The Ghanaian Cedi is experiencing a significant resurgence after months of instability, demonstrating one of its most impressive performances in recent memory. This recovery signals a potential turning point for the Ghanaian economy.
Cedi's Appreciation Against Major Currencies
Over the past few weeks, the Cedi has appreciated considerably against major trading currencies, indicating renewed market confidence, improved macroeconomic management, and effective policy interventions by the Bank of Ghana (BoG).
Specifically, between mid-October and late October 2025, the Cedi appreciated to GH¢10.85 per US Dollar (+9.68%), GH¢14.42 per Pound (+10.00%), and GH¢12.61 per Euro (+9.16%) on the interbank market. This positive trend was also reflected in the retail market.

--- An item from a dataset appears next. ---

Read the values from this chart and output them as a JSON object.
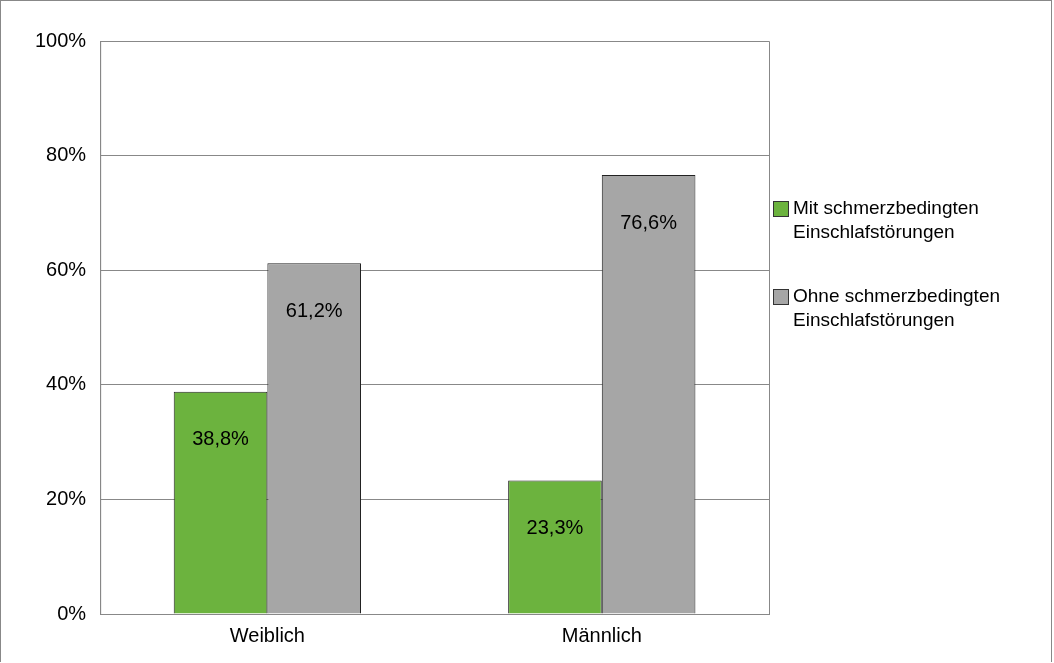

Factors Driving the Recovery
Several factors have contributed to the Cedi's recent strength:
- Bank of Ghana's Interventions: The BoG's open-market operations, strategic foreign exchange sales, and tighter monetary policy have played a crucial role in stabilizing the currency.
- Improved External Conditions: The disbursement of the second tranche of the IMF Extended Credit Facility (ECF) injected liquidity into the market and boosted reserves.
- Export Performance and Cocoa Receipts: Early inflows from cocoa exports have also supported the Cedi.
Ghana's gross international reserves currently stand at approximately US$6.8 billion, covering about 3.1 months of imports.
Optimism and Future Outlook
This turnaround has sparked optimism within financial circles and ignited discussions about Ghana's journey towards economic stability and resilience. However, sustained efforts are needed to consolidate these gains and ensure long-term economic prosperity for Ghana.